Van der Voo says one of the most satisfying aspects of this collaboration is the team spirit that takes over.

“Every time we have a problem, nobody tries to solve it by themselves,” she says. “We have a brain trust … and we decide among ourselves who’s the best person to cage rattle. It has been really effective.”

John Schrag, executive editor, Pamplin Media Group:

John Schrag

Schrag said one of the biggest learning curves for him has been demystifying how the fund-raising world works. He now understands that when a funder looks at him as leader of a news organization and sees that he already has one reporter committed to the project, they’re more inclined to help finance a second. Equally, his boss is more inclined to help him free up a reporter if he sees that a second will be paid for through outside funds.

Schrag says in the current media environment, his job is to figure out how to do exciting, compelling journalism with fewer resources.

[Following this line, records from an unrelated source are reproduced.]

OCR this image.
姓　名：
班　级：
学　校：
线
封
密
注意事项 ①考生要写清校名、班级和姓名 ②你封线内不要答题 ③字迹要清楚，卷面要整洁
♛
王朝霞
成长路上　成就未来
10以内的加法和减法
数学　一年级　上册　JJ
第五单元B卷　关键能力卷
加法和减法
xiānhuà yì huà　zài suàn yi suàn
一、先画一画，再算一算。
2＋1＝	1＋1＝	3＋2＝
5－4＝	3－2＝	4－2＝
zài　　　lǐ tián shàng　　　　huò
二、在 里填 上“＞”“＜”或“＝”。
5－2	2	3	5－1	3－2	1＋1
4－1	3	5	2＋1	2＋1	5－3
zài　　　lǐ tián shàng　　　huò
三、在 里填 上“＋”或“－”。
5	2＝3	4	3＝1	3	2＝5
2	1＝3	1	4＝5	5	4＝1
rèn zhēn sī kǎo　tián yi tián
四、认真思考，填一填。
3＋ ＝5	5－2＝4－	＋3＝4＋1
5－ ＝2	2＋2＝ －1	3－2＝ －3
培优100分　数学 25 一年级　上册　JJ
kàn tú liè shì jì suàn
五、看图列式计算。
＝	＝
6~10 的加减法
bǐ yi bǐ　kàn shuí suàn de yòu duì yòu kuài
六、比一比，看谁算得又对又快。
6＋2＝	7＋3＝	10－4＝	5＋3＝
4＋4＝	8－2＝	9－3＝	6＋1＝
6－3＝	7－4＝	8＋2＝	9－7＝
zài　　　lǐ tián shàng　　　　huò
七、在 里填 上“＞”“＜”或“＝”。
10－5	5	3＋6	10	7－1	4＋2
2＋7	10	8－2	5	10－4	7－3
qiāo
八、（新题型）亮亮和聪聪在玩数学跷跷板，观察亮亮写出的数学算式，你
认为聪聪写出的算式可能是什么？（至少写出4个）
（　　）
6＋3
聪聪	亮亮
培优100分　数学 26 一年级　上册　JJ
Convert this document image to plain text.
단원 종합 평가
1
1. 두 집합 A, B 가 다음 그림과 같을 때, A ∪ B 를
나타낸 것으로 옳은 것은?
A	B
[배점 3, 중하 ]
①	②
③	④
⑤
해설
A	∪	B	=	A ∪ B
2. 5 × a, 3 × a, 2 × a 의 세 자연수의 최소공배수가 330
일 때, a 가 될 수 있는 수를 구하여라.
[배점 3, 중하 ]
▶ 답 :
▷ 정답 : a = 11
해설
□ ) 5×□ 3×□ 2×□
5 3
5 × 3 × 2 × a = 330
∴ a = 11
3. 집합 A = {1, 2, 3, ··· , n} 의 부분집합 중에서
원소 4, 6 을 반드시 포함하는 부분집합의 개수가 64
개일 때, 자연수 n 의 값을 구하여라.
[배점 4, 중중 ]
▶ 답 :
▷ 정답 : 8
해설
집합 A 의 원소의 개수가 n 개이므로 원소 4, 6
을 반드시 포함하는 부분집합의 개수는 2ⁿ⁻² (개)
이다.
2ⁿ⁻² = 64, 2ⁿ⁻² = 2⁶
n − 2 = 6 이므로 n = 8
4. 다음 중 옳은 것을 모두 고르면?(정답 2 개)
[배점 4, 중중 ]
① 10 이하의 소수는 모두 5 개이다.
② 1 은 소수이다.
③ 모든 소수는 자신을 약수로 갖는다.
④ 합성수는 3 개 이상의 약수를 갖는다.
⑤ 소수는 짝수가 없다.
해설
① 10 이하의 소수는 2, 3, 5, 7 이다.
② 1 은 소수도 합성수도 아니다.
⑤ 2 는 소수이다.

He’s come to realize that pulling together a team of experts allows him to focus on the journalism while his partners can focus on aspects of the process that he doesn’t have the manpower to handle, like massive data collection, or that he’s less equipped to handle, like fundraising and engagement.

“There’s a lot of altruistic reasons to collaborate but my message to other editors and publishers is that it makes economic sense,” says Shrag.

And while collaborations between large, high-profile organizations like ProPublica and The New York Times are interesting, he thinks the most useful models for the future of journalism are the smaller ones involving legacy media, non-profits and a university.

“That’s the most hopeful sign I see,” he says. “Not to replace the small community newspaper but to help them them survive by leveraging their resources.”


This project was awarded a $7,000 grant by the Center for Cooperative Media as part of an open call to fund collaborative reporting projects, which was made possible with support from Rita Allen Foundation and Democracy Fund. 

This post first appeared on the Center for Cooperative Media’s Medium site and is reproduced here with permission.

Tara George is an associate professor and head of Journalism and Television/Digital Media Programs at the School of Communication and Media at Montclair State University in New Jersey. She was a staff reporter at The New York Daily News and has freelanced for The New York Times, MediaShift and Poynter.org.